Finding new particles with black holes
The recent imaging of the supermassive black holes at the center of the Messier 87 and Milky Way galaxies offers a unique opportunity to study the environment surrounding these black holes directly. This breakthrough has opened new avenues of research in fundamental physics. One promising possibility is that the environment in the vicinity of these black holes may be composed of very light bosonic particles. These particles are a compelling dark matter candidate that, under certain conditions, can extract energy from spinning black holes and form dense condensates around them.
Strong Group members have now demonstrated that the properties of a black hole's photon ring can be used to detect gravitational signatures indicating the existence of these bosonic condensates. The Event Horizon Telescope (EHT) and its next generation upgrade can detect these signatures by carefully analyzing the photon ring. The photon ring in a black-hole image is composed of photons that have executed multiple orbits around the black hole due to the strong gravitational lensing in its vicinity.

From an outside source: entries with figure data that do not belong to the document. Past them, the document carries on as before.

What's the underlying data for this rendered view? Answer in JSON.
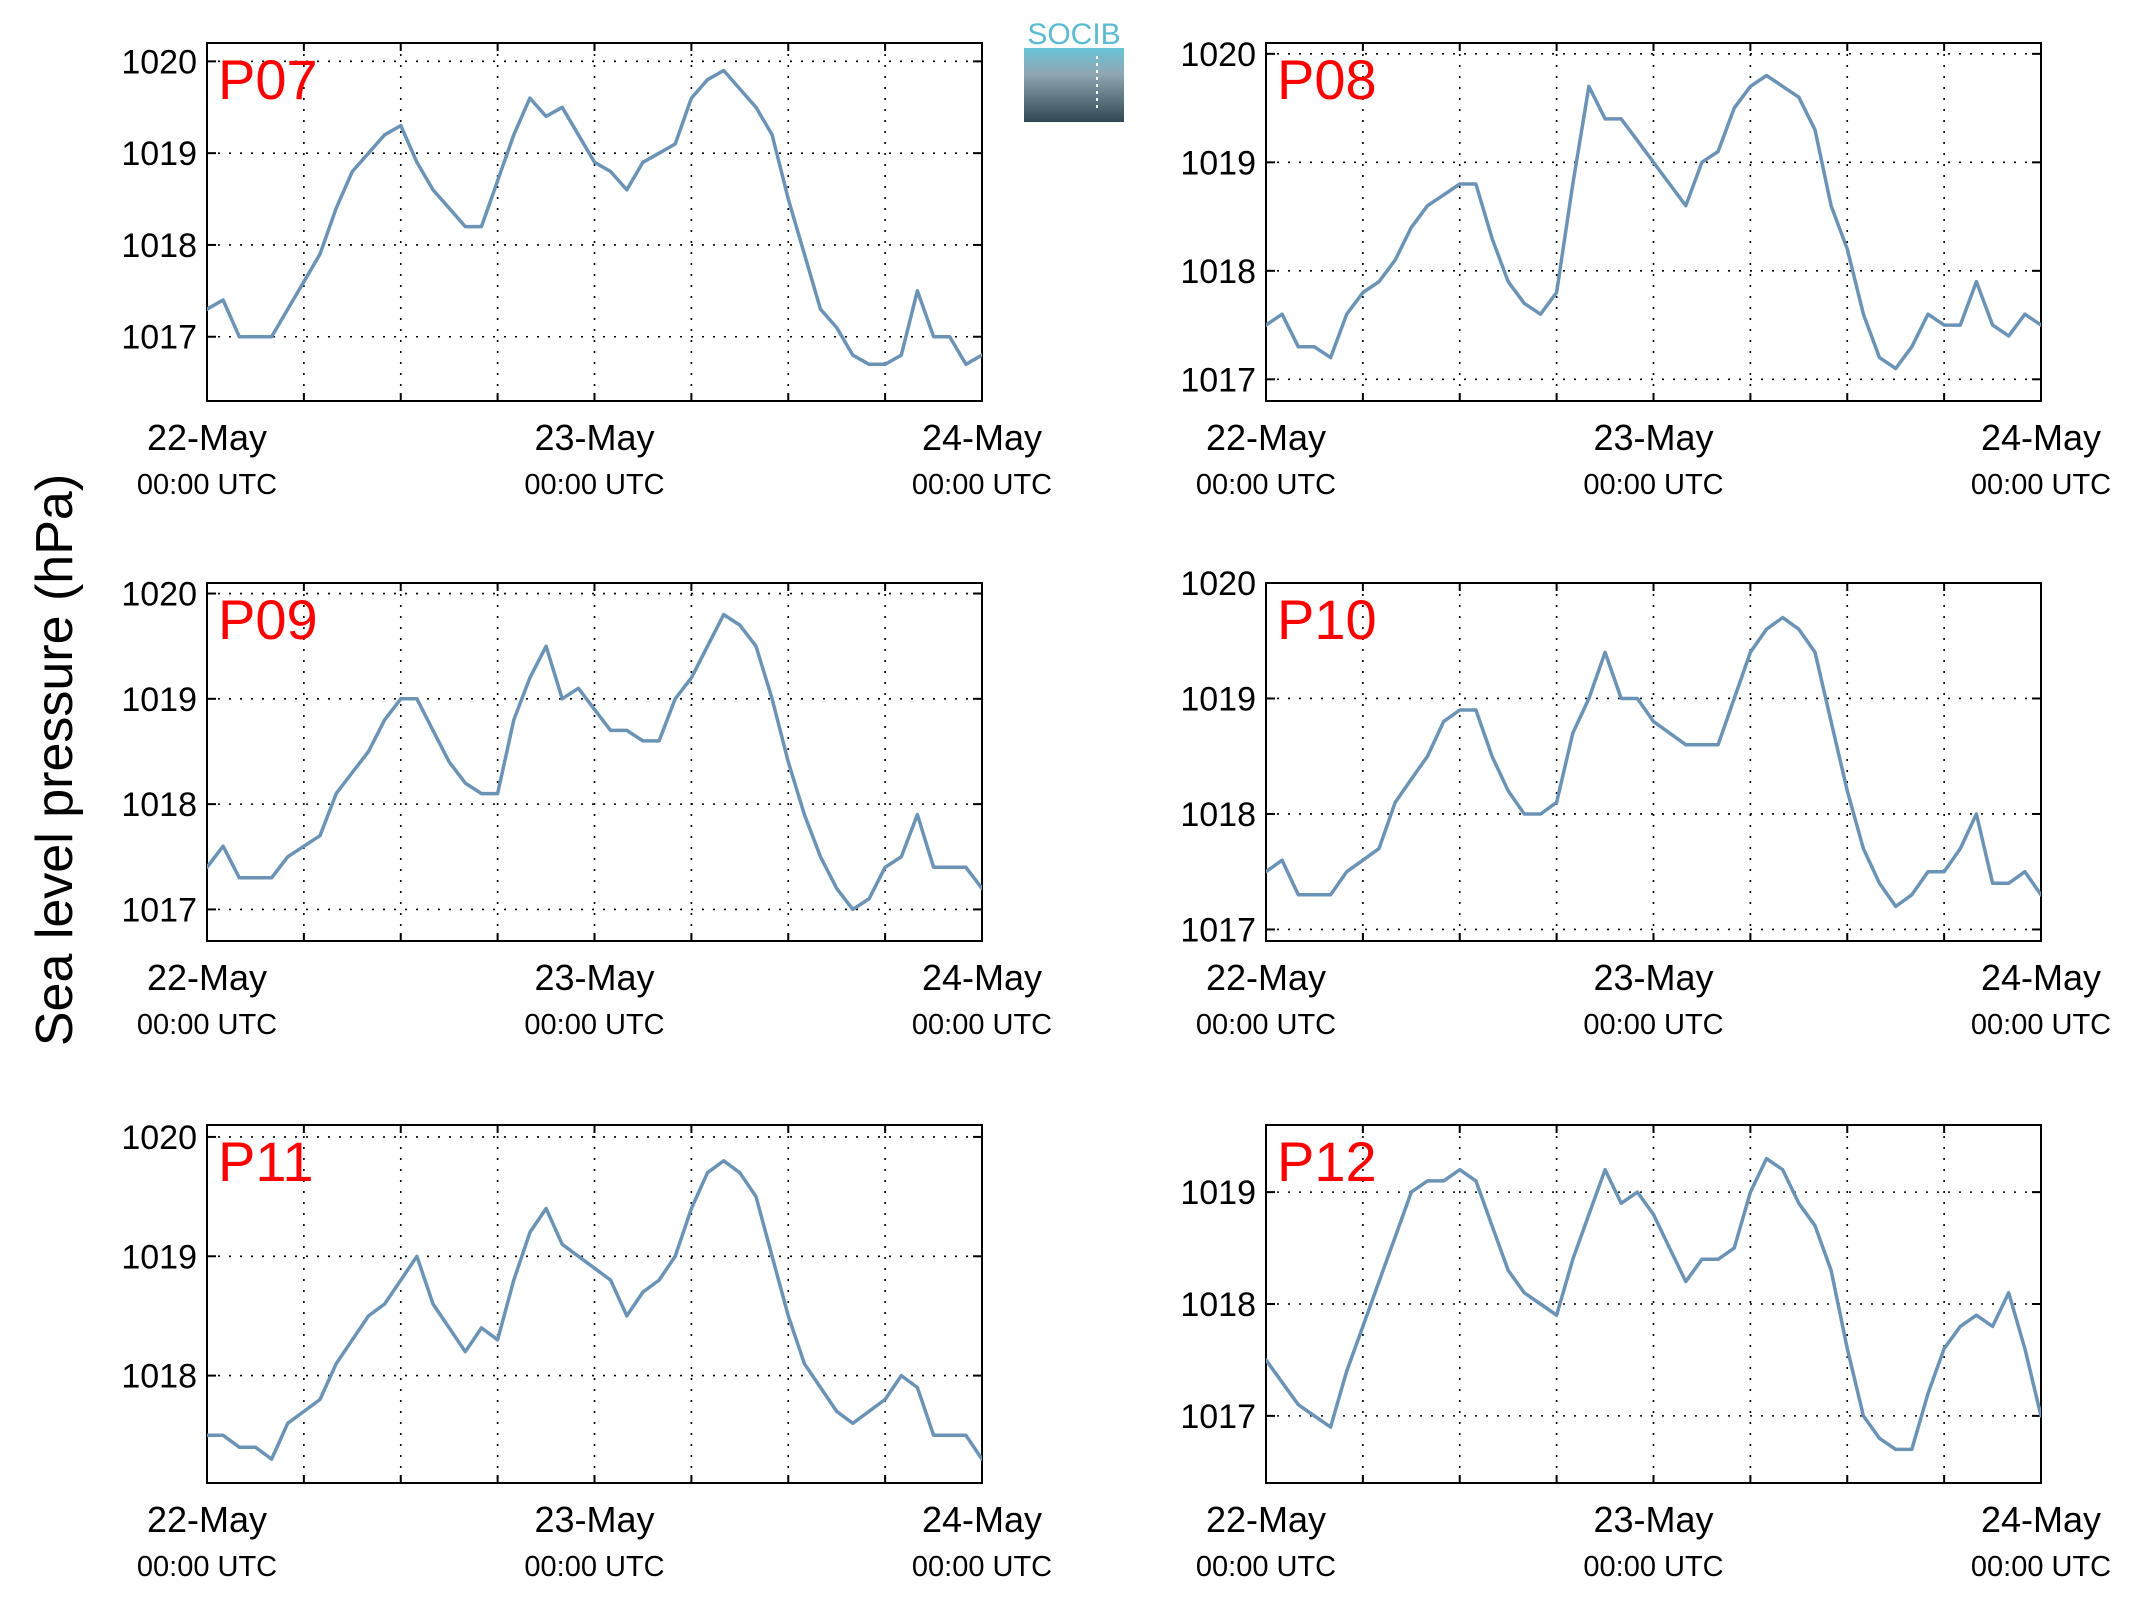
{
  "figure": {
    "ylabel": "Sea level pressure (hPa)",
    "logo_text": "SOCIB",
    "line_color": "#6b93b6",
    "station_label_color": "#ff0000"
  },
  "chart_data": [
    {
      "type": "line",
      "station": "P07",
      "ylim": [
        1016.3,
        1020.2
      ],
      "yticks": [
        1017,
        1018,
        1019,
        1020
      ],
      "xlim": [
        0,
        48
      ],
      "xticks": [
        0,
        24,
        48
      ],
      "xtick_labels": [
        [
          "22-May",
          "00:00 UTC"
        ],
        [
          "23-May",
          "00:00 UTC"
        ],
        [
          "24-May",
          "00:00 UTC"
        ]
      ],
      "grid": true,
      "x": [
        0,
        1,
        2,
        3,
        4,
        5,
        6,
        7,
        8,
        9,
        10,
        11,
        12,
        13,
        14,
        15,
        16,
        17,
        18,
        19,
        20,
        21,
        22,
        23,
        24,
        25,
        26,
        27,
        28,
        29,
        30,
        31,
        32,
        33,
        34,
        35,
        36,
        37,
        38,
        39,
        40,
        41,
        42,
        43,
        44,
        45,
        46,
        47,
        48
      ],
      "y": [
        1017.3,
        1017.4,
        1017.0,
        1017.0,
        1017.0,
        1017.3,
        1017.6,
        1017.9,
        1018.4,
        1018.8,
        1019.0,
        1019.2,
        1019.3,
        1018.9,
        1018.6,
        1018.4,
        1018.2,
        1018.2,
        1018.7,
        1019.2,
        1019.6,
        1019.4,
        1019.5,
        1019.2,
        1018.9,
        1018.8,
        1018.6,
        1018.9,
        1019.0,
        1019.1,
        1019.6,
        1019.8,
        1019.9,
        1019.7,
        1019.5,
        1019.2,
        1018.5,
        1017.9,
        1017.3,
        1017.1,
        1016.8,
        1016.7,
        1016.7,
        1016.8,
        1017.5,
        1017.0,
        1017.0,
        1016.7,
        1016.8
      ]
    },
    {
      "type": "line",
      "station": "P08",
      "ylim": [
        1016.8,
        1020.1
      ],
      "yticks": [
        1017,
        1018,
        1019,
        1020
      ],
      "xlim": [
        0,
        48
      ],
      "xticks": [
        0,
        24,
        48
      ],
      "xtick_labels": [
        [
          "22-May",
          "00:00 UTC"
        ],
        [
          "23-May",
          "00:00 UTC"
        ],
        [
          "24-May",
          "00:00 UTC"
        ]
      ],
      "grid": true,
      "x": [
        0,
        1,
        2,
        3,
        4,
        5,
        6,
        7,
        8,
        9,
        10,
        11,
        12,
        13,
        14,
        15,
        16,
        17,
        18,
        19,
        20,
        21,
        22,
        23,
        24,
        25,
        26,
        27,
        28,
        29,
        30,
        31,
        32,
        33,
        34,
        35,
        36,
        37,
        38,
        39,
        40,
        41,
        42,
        43,
        44,
        45,
        46,
        47,
        48
      ],
      "y": [
        1017.5,
        1017.6,
        1017.3,
        1017.3,
        1017.2,
        1017.6,
        1017.8,
        1017.9,
        1018.1,
        1018.4,
        1018.6,
        1018.7,
        1018.8,
        1018.8,
        1018.3,
        1017.9,
        1017.7,
        1017.6,
        1017.8,
        1018.8,
        1019.7,
        1019.4,
        1019.4,
        1019.2,
        1019.0,
        1018.8,
        1018.6,
        1019.0,
        1019.1,
        1019.5,
        1019.7,
        1019.8,
        1019.7,
        1019.6,
        1019.3,
        1018.6,
        1018.2,
        1017.6,
        1017.2,
        1017.1,
        1017.3,
        1017.6,
        1017.5,
        1017.5,
        1017.9,
        1017.5,
        1017.4,
        1017.6,
        1017.5
      ]
    },
    {
      "type": "line",
      "station": "P09",
      "ylim": [
        1016.7,
        1020.1
      ],
      "yticks": [
        1017,
        1018,
        1019,
        1020
      ],
      "xlim": [
        0,
        48
      ],
      "xticks": [
        0,
        24,
        48
      ],
      "xtick_labels": [
        [
          "22-May",
          "00:00 UTC"
        ],
        [
          "23-May",
          "00:00 UTC"
        ],
        [
          "24-May",
          "00:00 UTC"
        ]
      ],
      "grid": true,
      "x": [
        0,
        1,
        2,
        3,
        4,
        5,
        6,
        7,
        8,
        9,
        10,
        11,
        12,
        13,
        14,
        15,
        16,
        17,
        18,
        19,
        20,
        21,
        22,
        23,
        24,
        25,
        26,
        27,
        28,
        29,
        30,
        31,
        32,
        33,
        34,
        35,
        36,
        37,
        38,
        39,
        40,
        41,
        42,
        43,
        44,
        45,
        46,
        47,
        48
      ],
      "y": [
        1017.4,
        1017.6,
        1017.3,
        1017.3,
        1017.3,
        1017.5,
        1017.6,
        1017.7,
        1018.1,
        1018.3,
        1018.5,
        1018.8,
        1019.0,
        1019.0,
        1018.7,
        1018.4,
        1018.2,
        1018.1,
        1018.1,
        1018.8,
        1019.2,
        1019.5,
        1019.0,
        1019.1,
        1018.9,
        1018.7,
        1018.7,
        1018.6,
        1018.6,
        1019.0,
        1019.2,
        1019.5,
        1019.8,
        1019.7,
        1019.5,
        1019.0,
        1018.4,
        1017.9,
        1017.5,
        1017.2,
        1017.0,
        1017.1,
        1017.4,
        1017.5,
        1017.9,
        1017.4,
        1017.4,
        1017.4,
        1017.2
      ]
    },
    {
      "type": "line",
      "station": "P10",
      "ylim": [
        1016.9,
        1020.0
      ],
      "yticks": [
        1017,
        1018,
        1019,
        1020
      ],
      "xlim": [
        0,
        48
      ],
      "xticks": [
        0,
        24,
        48
      ],
      "xtick_labels": [
        [
          "22-May",
          "00:00 UTC"
        ],
        [
          "23-May",
          "00:00 UTC"
        ],
        [
          "24-May",
          "00:00 UTC"
        ]
      ],
      "grid": true,
      "x": [
        0,
        1,
        2,
        3,
        4,
        5,
        6,
        7,
        8,
        9,
        10,
        11,
        12,
        13,
        14,
        15,
        16,
        17,
        18,
        19,
        20,
        21,
        22,
        23,
        24,
        25,
        26,
        27,
        28,
        29,
        30,
        31,
        32,
        33,
        34,
        35,
        36,
        37,
        38,
        39,
        40,
        41,
        42,
        43,
        44,
        45,
        46,
        47,
        48
      ],
      "y": [
        1017.5,
        1017.6,
        1017.3,
        1017.3,
        1017.3,
        1017.5,
        1017.6,
        1017.7,
        1018.1,
        1018.3,
        1018.5,
        1018.8,
        1018.9,
        1018.9,
        1018.5,
        1018.2,
        1018.0,
        1018.0,
        1018.1,
        1018.7,
        1019.0,
        1019.4,
        1019.0,
        1019.0,
        1018.8,
        1018.7,
        1018.6,
        1018.6,
        1018.6,
        1019.0,
        1019.4,
        1019.6,
        1019.7,
        1019.6,
        1019.4,
        1018.8,
        1018.2,
        1017.7,
        1017.4,
        1017.2,
        1017.3,
        1017.5,
        1017.5,
        1017.7,
        1018.0,
        1017.4,
        1017.4,
        1017.5,
        1017.3
      ]
    },
    {
      "type": "line",
      "station": "P11",
      "ylim": [
        1017.1,
        1020.1
      ],
      "yticks": [
        1018,
        1019,
        1020
      ],
      "xlim": [
        0,
        48
      ],
      "xticks": [
        0,
        24,
        48
      ],
      "xtick_labels": [
        [
          "22-May",
          "00:00 UTC"
        ],
        [
          "23-May",
          "00:00 UTC"
        ],
        [
          "24-May",
          "00:00 UTC"
        ]
      ],
      "grid": true,
      "x": [
        0,
        1,
        2,
        3,
        4,
        5,
        6,
        7,
        8,
        9,
        10,
        11,
        12,
        13,
        14,
        15,
        16,
        17,
        18,
        19,
        20,
        21,
        22,
        23,
        24,
        25,
        26,
        27,
        28,
        29,
        30,
        31,
        32,
        33,
        34,
        35,
        36,
        37,
        38,
        39,
        40,
        41,
        42,
        43,
        44,
        45,
        46,
        47,
        48
      ],
      "y": [
        1017.5,
        1017.5,
        1017.4,
        1017.4,
        1017.3,
        1017.6,
        1017.7,
        1017.8,
        1018.1,
        1018.3,
        1018.5,
        1018.6,
        1018.8,
        1019.0,
        1018.6,
        1018.4,
        1018.2,
        1018.4,
        1018.3,
        1018.8,
        1019.2,
        1019.4,
        1019.1,
        1019.0,
        1018.9,
        1018.8,
        1018.5,
        1018.7,
        1018.8,
        1019.0,
        1019.4,
        1019.7,
        1019.8,
        1019.7,
        1019.5,
        1019.0,
        1018.5,
        1018.1,
        1017.9,
        1017.7,
        1017.6,
        1017.7,
        1017.8,
        1018.0,
        1017.9,
        1017.5,
        1017.5,
        1017.5,
        1017.3
      ]
    },
    {
      "type": "line",
      "station": "P12",
      "ylim": [
        1016.4,
        1019.6
      ],
      "yticks": [
        1017,
        1018,
        1019
      ],
      "xlim": [
        0,
        48
      ],
      "xticks": [
        0,
        24,
        48
      ],
      "xtick_labels": [
        [
          "22-May",
          "00:00 UTC"
        ],
        [
          "23-May",
          "00:00 UTC"
        ],
        [
          "24-May",
          "00:00 UTC"
        ]
      ],
      "grid": true,
      "x": [
        0,
        1,
        2,
        3,
        4,
        5,
        6,
        7,
        8,
        9,
        10,
        11,
        12,
        13,
        14,
        15,
        16,
        17,
        18,
        19,
        20,
        21,
        22,
        23,
        24,
        25,
        26,
        27,
        28,
        29,
        30,
        31,
        32,
        33,
        34,
        35,
        36,
        37,
        38,
        39,
        40,
        41,
        42,
        43,
        44,
        45,
        46,
        47,
        48
      ],
      "y": [
        1017.5,
        1017.3,
        1017.1,
        1017.0,
        1016.9,
        1017.4,
        1017.8,
        1018.2,
        1018.6,
        1019.0,
        1019.1,
        1019.1,
        1019.2,
        1019.1,
        1018.7,
        1018.3,
        1018.1,
        1018.0,
        1017.9,
        1018.4,
        1018.8,
        1019.2,
        1018.9,
        1019.0,
        1018.8,
        1018.5,
        1018.2,
        1018.4,
        1018.4,
        1018.5,
        1019.0,
        1019.3,
        1019.2,
        1018.9,
        1018.7,
        1018.3,
        1017.6,
        1017.0,
        1016.8,
        1016.7,
        1016.7,
        1017.2,
        1017.6,
        1017.8,
        1017.9,
        1017.8,
        1018.1,
        1017.6,
        1017.0
      ]
    }
  ]
}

In a Physical Review Letters, a collaboration of researchers from the Niels Bohr Institute in Denmark, Instituto Superior Técnico in Portugal, and DESY in Germany showed that if bosonic condensates do form around supermassive black holes, they would deflect photons passing through their interior in a periodic manner. This deflection is exponentially amplified for each subsequent orbit that a photon performs around the black hole before reaching the observer, leading to a unique and potentially detectable signature in the photon ring that the EHT aims to measure.
The researchers have demonstrated that by measuring autocorrelations in the photon ring, the EHT can detect the signatures of a putative boson condensate around the supermassive black hole. This method has the advantage of being able to detect particles that only interact gravitationally, making them difficult to detect by other means. Furthermore, the strong gravity environment outside black holes significantly benefits this approach.